Since the coin is tossed four times,there are $2^4 = 16$ possible outcomes.
Let $H$ be the number of heads and $T$ be the number of tails,where $H + T = 4$.
The gain/loss $G$ is given by $G = 1(H) - 1.50(T)$.
$1$. If $H=4, T=0$: $G = 1(4) - 1.50(0) = Rs. 4.00$. Number of outcomes = $\binom{4}{4} = 1$. Probability = $\frac{1}{16}$.
$2$. If $H=3, T=1$: $G = 1(3) - 1.50(1) = Rs. 1.50$. Number of outcomes = $\binom{4}{3} = 4$. Probability = $\frac{4}{16} = \frac{1}{4}$.
$3$. If $H=2, T=2$: $G = 1(2) - 1.50(2) = 2 - 3 = -Rs. 1.00$. Number of outcomes = $\binom{4}{2} = 6$. Probability = $\frac{6}{16} = \frac{3}{8}$.

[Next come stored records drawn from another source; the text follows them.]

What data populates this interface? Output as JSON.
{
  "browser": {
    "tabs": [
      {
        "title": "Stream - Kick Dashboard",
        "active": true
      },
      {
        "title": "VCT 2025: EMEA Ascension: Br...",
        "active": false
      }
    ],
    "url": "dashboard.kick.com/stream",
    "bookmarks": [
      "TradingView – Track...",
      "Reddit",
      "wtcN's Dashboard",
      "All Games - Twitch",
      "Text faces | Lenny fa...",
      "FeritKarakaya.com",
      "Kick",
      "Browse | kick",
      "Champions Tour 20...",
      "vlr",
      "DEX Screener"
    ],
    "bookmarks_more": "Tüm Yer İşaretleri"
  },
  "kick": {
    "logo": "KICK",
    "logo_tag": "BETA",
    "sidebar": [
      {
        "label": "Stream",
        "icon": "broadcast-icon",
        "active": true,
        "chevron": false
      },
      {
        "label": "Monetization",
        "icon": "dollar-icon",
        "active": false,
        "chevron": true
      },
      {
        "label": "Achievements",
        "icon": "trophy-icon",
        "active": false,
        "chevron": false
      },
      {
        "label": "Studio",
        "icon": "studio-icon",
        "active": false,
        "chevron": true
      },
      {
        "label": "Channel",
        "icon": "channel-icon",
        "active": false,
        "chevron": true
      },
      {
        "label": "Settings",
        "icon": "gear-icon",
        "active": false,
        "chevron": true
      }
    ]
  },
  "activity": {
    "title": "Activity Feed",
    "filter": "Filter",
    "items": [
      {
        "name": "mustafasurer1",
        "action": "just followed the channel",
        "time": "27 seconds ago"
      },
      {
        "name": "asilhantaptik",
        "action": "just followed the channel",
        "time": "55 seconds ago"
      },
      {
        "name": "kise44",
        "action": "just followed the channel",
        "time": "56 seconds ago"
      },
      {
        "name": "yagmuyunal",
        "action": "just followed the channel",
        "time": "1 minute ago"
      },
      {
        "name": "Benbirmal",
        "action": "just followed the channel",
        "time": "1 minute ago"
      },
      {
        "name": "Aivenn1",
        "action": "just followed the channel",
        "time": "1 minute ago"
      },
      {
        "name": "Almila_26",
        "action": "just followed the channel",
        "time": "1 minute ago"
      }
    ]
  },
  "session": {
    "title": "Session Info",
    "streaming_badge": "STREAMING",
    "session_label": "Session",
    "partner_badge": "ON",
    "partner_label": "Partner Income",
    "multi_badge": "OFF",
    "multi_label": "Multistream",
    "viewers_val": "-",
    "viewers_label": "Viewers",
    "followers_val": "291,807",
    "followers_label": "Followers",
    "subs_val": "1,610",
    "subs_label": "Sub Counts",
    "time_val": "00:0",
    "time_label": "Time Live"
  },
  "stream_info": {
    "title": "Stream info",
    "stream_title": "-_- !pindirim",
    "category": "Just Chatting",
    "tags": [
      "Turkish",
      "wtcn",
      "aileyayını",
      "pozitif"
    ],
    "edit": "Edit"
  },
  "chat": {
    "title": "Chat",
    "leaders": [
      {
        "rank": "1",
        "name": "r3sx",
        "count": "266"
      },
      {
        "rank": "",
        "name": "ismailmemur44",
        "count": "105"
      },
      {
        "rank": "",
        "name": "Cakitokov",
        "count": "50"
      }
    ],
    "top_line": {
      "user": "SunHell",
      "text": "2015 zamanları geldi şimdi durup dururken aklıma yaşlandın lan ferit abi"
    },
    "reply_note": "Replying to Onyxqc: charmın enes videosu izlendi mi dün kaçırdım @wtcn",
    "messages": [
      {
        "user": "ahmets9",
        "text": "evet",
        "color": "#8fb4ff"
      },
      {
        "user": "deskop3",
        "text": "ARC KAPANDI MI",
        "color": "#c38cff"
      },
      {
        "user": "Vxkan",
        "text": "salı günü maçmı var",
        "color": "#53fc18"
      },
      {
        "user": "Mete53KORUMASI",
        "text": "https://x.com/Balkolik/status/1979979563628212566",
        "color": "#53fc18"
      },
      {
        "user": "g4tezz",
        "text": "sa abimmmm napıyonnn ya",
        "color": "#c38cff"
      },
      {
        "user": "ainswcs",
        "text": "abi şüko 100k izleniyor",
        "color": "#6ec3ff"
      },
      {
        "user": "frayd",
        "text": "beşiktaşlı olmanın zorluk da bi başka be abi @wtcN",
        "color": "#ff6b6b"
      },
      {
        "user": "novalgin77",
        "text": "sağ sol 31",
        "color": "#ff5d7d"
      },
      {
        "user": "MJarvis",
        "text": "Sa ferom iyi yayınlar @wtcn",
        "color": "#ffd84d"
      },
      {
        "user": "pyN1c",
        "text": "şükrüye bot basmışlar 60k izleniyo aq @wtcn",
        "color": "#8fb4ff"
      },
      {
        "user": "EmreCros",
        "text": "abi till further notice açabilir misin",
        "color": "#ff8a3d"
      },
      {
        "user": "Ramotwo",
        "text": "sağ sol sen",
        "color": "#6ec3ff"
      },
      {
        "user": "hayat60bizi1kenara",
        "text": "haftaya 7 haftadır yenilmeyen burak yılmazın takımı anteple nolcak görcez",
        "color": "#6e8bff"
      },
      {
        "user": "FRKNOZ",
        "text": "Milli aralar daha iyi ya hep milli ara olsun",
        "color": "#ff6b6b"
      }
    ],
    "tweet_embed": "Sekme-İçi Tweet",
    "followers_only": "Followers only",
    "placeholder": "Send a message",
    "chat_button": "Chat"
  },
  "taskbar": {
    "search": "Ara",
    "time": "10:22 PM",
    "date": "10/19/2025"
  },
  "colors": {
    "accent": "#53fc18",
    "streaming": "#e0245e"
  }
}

$4$. If $H=1, T=3$: $G = 1(1) - 1.50(3) = 1 - 4.50 = -Rs. 3.50$. Number of outcomes = $\binom{4}{1} = 4$. Probability = $\frac{4}{16} = \frac{1}{4}$.
$5$. If $H=0, T=4$: $G = 1(0) - 1.50(4) = -Rs. 6.00$. Number of outcomes = $\binom{4}{0} = 1$. Probability = $\frac{1}{16}$.